Remember how I wrote earlier that my weight loss has slowed in the last few months, even though I'm eating more sensibly overall? It's because I drink now and then. Five days ago, I drank two glasses of wine. Three days later, when I had one of my quarterly “official” weighings at my internist's office, I weighed two pounds more than I thought I would. I have learned over the last 16 months that this is not a coincidence, it's a pattern. Decide how much of a wino you're going to be when you're 90 years old, and stick with that, or a little less than that, today.

There's an amusing commercial where the young man is planning to propose to the young woman of his dreams, and to prove his love, he plans to buy her a Trane brand something-or-other, because “I'm in it for the long haul.” If you “go on a diet” temporarily, planning to resume your love affair with ice cream, pork rinds, or Dove dark chocolate as soon as you reach your goal weight, you are setting yourself up for yet another failure — yet another opportunity to flog yourself for your supposed weakness and moral inferiority.

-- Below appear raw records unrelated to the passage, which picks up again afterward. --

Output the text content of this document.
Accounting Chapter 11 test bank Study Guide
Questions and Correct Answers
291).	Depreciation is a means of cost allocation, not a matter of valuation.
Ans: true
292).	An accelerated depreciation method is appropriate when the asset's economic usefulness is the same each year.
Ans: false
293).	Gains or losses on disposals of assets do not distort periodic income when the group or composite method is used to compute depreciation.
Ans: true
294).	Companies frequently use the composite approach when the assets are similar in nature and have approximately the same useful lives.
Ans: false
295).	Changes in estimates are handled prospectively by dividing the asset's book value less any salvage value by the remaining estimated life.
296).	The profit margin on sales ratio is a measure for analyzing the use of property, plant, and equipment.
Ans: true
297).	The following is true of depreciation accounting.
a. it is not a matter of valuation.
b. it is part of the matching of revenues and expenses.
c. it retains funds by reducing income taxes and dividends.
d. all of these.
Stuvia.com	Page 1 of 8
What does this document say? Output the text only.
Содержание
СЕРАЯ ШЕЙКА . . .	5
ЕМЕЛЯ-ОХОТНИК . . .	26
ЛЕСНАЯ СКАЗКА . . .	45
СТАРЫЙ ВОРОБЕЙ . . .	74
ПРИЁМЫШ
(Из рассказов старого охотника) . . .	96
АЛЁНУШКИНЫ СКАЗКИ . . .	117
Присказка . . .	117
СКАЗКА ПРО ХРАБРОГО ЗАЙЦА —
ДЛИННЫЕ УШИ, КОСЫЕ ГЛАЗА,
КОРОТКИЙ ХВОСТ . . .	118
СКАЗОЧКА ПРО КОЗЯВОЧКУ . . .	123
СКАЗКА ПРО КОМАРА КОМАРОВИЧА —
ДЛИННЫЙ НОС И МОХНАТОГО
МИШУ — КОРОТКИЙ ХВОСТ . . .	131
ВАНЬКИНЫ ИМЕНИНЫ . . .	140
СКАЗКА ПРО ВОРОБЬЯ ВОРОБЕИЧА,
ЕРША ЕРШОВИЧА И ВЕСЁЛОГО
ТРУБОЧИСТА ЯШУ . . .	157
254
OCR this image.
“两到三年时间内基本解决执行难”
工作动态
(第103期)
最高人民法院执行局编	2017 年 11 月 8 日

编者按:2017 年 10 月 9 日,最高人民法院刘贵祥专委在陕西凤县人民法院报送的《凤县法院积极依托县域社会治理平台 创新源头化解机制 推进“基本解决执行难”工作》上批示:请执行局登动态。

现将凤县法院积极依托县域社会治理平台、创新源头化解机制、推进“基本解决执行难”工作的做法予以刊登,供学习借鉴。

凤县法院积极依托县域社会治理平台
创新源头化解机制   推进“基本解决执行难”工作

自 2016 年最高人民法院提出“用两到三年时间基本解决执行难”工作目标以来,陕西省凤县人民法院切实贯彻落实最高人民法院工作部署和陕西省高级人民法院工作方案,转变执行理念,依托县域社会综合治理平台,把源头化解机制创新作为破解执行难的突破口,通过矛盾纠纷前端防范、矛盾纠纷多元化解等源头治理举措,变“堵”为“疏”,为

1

Be "in it for the long haul." Plan on reaching the age of 90 and being the same Ideal-You weight you've been for just years and years and years. Plan on being 90 and either still able to fit into the evening clothes you bought when you were [your age two years from today], or when you got married, or when you graduated from high school. In fact, plan on reaching age 90 — rather than dying young from some overweight- or fat-caused disease, like diabetes.

Last, and most important: Lay off the self-hatred. If you have tried and tried to lose weight, and failed and failed, if you use words and phrases like "weak," "worthless," "stupid, stupid, stupid," and "fat oaf" about yourself, you simply set yourself up for failure. You became overweight for good reasons. Perhaps you overate comfort foods because you needed comforting. Perhaps your overweight protected you from situations that you found threatening. Your overweight gave you an ironclad excuse not to do whatever it was that you were afraid of (like dating someone you considered out of your attractiveness range) or not really into in the first place (like killing yourself trying to look like a professional model). Perhaps, like me, your overweight was one strategy in your lifelong battle with your mother. Whatever the reason you gained it, your fat was your friend. You are a good person, and you do the best you can at any given moment, in any given situation. There is nothing wrong with you. You do not deserve scorn.